Créé en 2005 par Aneth (Aux Nouvelles Ecritures Théâtrales) à la demande du Ministère de la Culture, et portée par cette association jusqu’en 2010 (date de sa fermeture), le Grand Prix de littérature dramatique remet au sein de la littérature le texte théâtral et les éditeurs qui la transmettent. Il s’est étoffé, depuis sa reprise par Artcena, d’un Prix de Littérature Jeunesse consacrant ainsi l’émergence d’une dramaturgie de qualité pour les jeunes lecteurs et spectateurs. En mettant en lumière le texte, ce Grand Prix  peut contribuer à une meilleure visibilité et diffusion des auteurs à l’heure où fleurissent les adaptations scéniques en tout genre, et les écritures collectives, dites « de plateau ».

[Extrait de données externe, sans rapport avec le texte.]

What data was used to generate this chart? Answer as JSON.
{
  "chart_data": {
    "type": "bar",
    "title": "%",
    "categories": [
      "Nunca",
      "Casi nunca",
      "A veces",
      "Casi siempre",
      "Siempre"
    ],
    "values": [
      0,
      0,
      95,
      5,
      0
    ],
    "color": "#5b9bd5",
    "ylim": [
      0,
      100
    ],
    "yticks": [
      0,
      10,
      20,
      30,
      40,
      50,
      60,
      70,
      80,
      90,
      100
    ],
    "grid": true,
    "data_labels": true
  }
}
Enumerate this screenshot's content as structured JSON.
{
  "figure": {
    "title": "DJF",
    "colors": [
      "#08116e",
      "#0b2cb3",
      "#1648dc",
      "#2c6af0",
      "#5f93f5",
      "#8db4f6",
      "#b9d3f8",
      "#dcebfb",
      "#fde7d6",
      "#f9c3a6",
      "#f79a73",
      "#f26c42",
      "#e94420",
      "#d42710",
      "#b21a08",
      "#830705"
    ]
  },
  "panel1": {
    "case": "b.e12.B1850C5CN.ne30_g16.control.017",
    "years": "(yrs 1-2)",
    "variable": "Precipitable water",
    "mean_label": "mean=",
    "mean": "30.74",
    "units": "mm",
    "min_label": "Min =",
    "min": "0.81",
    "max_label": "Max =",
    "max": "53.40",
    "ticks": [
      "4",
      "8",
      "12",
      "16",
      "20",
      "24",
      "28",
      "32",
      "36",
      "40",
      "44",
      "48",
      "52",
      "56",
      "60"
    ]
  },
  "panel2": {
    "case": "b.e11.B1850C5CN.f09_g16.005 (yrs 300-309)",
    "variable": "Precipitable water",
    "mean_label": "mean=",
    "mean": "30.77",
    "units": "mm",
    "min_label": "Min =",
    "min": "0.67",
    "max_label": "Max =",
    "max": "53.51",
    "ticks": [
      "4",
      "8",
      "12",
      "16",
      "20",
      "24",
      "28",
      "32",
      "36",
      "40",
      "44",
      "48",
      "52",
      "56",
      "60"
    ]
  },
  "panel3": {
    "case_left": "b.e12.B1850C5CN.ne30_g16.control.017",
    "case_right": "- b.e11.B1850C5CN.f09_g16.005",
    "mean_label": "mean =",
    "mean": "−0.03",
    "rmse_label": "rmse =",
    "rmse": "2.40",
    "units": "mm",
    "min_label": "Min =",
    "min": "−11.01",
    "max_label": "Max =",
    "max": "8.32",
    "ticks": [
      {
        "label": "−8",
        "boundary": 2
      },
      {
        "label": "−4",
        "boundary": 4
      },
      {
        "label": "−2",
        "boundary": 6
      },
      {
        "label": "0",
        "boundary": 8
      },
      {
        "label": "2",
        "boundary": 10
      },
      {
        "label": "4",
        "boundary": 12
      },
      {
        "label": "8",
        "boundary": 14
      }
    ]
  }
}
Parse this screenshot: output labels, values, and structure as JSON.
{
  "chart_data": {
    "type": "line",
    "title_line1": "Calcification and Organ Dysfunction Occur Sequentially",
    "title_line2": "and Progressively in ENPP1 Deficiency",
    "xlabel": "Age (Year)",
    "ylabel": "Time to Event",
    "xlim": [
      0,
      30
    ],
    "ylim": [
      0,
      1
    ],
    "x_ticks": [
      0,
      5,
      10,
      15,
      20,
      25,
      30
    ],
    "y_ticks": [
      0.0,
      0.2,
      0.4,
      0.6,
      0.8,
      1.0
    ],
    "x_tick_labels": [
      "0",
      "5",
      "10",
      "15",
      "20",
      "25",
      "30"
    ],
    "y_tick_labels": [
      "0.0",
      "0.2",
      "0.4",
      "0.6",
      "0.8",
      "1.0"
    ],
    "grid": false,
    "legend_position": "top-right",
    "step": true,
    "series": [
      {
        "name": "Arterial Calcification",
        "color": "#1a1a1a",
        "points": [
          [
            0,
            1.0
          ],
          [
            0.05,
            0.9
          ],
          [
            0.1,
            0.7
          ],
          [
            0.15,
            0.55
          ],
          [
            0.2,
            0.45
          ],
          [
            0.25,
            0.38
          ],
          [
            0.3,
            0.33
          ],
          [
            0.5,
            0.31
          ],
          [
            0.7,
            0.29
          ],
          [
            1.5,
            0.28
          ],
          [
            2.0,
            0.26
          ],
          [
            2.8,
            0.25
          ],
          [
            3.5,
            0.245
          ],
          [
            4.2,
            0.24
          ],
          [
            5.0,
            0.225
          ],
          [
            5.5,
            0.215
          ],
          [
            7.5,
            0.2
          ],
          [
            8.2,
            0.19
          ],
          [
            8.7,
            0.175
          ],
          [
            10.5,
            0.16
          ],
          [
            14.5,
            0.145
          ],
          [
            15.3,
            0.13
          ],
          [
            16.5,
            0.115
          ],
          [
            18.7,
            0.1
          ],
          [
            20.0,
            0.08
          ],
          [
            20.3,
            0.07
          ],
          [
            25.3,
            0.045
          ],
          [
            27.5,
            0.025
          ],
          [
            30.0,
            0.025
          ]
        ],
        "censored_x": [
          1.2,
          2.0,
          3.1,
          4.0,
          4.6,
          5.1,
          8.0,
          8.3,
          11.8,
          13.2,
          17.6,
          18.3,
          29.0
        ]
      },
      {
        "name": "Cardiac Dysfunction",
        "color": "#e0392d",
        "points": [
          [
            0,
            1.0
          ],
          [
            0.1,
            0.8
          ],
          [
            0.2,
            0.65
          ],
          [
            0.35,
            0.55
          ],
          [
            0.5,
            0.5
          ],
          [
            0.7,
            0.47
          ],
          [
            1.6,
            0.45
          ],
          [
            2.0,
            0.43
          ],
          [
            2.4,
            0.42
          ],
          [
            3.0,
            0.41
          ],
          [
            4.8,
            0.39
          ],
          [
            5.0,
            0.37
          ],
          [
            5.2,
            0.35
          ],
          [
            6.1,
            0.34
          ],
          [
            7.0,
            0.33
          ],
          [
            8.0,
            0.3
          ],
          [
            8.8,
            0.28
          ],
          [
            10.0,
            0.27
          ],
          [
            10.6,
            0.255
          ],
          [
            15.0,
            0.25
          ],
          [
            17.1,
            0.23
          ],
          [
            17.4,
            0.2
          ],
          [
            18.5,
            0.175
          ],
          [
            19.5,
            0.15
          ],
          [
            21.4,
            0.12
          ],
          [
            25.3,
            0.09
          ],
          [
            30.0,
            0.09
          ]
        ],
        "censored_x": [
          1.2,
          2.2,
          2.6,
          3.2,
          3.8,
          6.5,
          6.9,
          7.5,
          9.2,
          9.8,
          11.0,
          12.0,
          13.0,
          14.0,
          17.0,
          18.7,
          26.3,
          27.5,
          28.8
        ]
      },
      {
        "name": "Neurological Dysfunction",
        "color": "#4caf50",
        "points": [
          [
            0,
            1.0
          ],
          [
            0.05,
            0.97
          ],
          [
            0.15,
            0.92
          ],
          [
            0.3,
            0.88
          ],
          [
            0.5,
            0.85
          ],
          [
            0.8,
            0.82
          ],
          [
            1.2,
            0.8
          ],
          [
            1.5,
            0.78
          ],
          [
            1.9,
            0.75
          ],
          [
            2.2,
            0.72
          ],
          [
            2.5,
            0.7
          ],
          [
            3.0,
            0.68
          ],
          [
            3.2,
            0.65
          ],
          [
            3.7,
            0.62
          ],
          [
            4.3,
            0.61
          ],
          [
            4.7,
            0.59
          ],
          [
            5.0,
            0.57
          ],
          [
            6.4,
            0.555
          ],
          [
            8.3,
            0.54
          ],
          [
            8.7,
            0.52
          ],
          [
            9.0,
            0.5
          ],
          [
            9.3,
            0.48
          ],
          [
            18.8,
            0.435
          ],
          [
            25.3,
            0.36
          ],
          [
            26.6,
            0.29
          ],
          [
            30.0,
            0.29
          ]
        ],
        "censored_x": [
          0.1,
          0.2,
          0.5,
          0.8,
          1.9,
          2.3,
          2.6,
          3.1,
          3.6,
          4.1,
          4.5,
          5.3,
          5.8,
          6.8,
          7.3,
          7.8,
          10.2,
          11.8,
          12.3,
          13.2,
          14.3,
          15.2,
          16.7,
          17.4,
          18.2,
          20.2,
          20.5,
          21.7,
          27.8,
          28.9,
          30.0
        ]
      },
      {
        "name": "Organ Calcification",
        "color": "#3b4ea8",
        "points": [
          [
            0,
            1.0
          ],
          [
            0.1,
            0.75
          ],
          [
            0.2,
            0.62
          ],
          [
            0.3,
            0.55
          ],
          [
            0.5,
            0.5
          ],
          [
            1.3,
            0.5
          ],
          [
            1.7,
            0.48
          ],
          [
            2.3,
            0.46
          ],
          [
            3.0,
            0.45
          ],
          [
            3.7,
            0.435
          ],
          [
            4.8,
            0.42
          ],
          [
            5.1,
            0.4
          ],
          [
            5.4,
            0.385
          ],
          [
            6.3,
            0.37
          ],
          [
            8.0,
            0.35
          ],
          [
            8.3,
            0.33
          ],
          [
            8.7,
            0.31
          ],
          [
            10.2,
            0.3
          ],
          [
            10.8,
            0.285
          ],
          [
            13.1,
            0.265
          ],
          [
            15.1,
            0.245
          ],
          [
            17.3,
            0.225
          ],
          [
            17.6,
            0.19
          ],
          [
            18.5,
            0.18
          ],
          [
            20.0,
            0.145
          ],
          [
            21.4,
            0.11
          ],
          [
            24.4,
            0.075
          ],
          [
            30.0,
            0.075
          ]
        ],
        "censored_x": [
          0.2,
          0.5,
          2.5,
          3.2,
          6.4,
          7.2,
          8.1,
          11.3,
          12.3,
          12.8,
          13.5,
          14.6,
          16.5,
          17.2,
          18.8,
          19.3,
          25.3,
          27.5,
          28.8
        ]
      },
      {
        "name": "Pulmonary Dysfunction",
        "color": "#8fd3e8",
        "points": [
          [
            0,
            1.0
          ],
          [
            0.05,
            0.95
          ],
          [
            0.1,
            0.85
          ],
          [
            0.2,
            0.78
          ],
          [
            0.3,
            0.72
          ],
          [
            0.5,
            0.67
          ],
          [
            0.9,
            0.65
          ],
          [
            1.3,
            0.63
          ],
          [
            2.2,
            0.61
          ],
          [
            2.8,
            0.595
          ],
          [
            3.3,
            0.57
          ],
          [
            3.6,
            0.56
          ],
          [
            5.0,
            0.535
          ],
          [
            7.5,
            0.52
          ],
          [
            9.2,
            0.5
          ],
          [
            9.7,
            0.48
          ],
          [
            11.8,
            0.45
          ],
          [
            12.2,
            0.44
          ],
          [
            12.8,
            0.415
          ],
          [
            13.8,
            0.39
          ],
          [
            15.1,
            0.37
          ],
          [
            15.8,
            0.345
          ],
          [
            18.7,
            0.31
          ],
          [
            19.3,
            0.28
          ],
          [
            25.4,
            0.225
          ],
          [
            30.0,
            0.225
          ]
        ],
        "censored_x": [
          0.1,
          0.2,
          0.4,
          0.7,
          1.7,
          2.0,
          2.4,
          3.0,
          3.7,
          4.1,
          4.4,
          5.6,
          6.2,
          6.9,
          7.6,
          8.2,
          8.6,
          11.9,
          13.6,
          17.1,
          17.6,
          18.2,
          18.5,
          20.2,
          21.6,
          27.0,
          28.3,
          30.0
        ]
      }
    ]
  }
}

 Le prix a déjà récompensé des auteurs connus : Christophe Pellet (2009), Michel Deutsch et David Lescot (2008) ou encore Michel Vinaver (2015) et Koffi Kwahulé,  l’an passé. Le jury des Grands Prix de Littérature dramatique et de Littérature dramatique Jeunesse 2018 a choisi de récompenser Quand toute la ville est sur le trottoir d’en face de Jean Cagnard, Éditions Espaces 34 (Grand Prix) et Les Séparables de Fabrice Melquiot, L’Arche Éditeur (Grand Prix Jeunesse). Six autres textes étaient en lice. Pour le Grand Prix de Littérature dramatique, Aphrodisia de Christophe Pellet, Berlin Sequenz de Manuel Antonio Pereira, récemment créé à Brive (voir Le Théâtre du Blog), Poings de Pauline Peyrade, Mayday de Dorothée Zumstein. Et pour le Grand Prix de Littérature dramatique Jeunesse, Trois petites sœurs de Suzanne Lebeau, Michelle doit-on t’en vouloir d’avoir fait un selfie à Auschwitz ? de Sylvain Levey.

 Jean Cagnard, auteur d’une vingtaine de pièces pour la jeunesse et tout public, et pour le théâtre d’objets et de marionnettes, se distingue surtout par une langue poétique et une imagerie insolite où, malgré la souffrance, la vie se réinvente, parfois de façon drôle et cocasse: « C’est, dit-il, de l’interprétation libre et inquiétante de la condition terrestre. Et puis, comme souvent derrière les apparences, c’est la machine humaine qui est en action tout simplement. » La plus connue, Les Gens légers (2006)  a été inscrite au répertoire de la Comédie-Française mais la plupart de ses pièces sont  crées par la compagnie 1057 Roses qu’il a fondée avec la comédienne et metteuse en scène Catherine Vasseur.

 Le Grand Prix de Littérature Dramatique Jeunesse revient cette année —après Les Discours de Rosemarie de Dominique Richard en 2017—, à Fabrice Melquiot pour Les Séparables, récemment mis en scène par Emmanuel Demarcy-Mota (voir Le Théâtre du Blog). L’auteur a déjà publié une quarantaine de pièces pour enfants comme pour adultes, chez le même éditeur dont : Faire l’amour est une maladie mentale qui gaspille du temps et de l’énergie,  Bouli Miro, 33 Derniers Soupirs . En 2019, on pourra apprécier de nouveau sa plume bien trempée, avec J’ai pris mon père  sur mes épaules, mise en scène par Arnaud Meunier .

 Avant la remise des prix, les élèves du Conservatoire National d’Art Dramatique sous la houlette de Robin Renucci ont lu des extraits des pièces.  Et Artcena  avait organisé C.O.N.E.C.T., une Conférence Nationale sur les Ecritures Contemporaines  pour le Théâtre.  Les professionnels présents, se sont interrogés sur le statut et la diffusion des écritures dramatiques. Première édition d’un rendez-vous annuel, ce forum Du geste d’écriture à la rencontre avec les publics a réuni avant-hier après-midi auteurs, traducteurs, metteurs en scène, comédiens, éditeurs, pédagogues, bibliothécaires, journalistes, etc. qui ont témoigné des modes innovants de création et de rencontre entre auteurs et publics, pour imaginer de nouvelles solidarités et renforcer la présence des dramaturges. Mais constat : malgré tous les dispositifs et incitations financières mis en place, la bataille n’est pas encore gagnée pour que les écrivains trouvent plus facilement le chemin des scènes…

 Mireille Davidovici

 Conservatoire Dramatique National de Paris, le 15 octobre.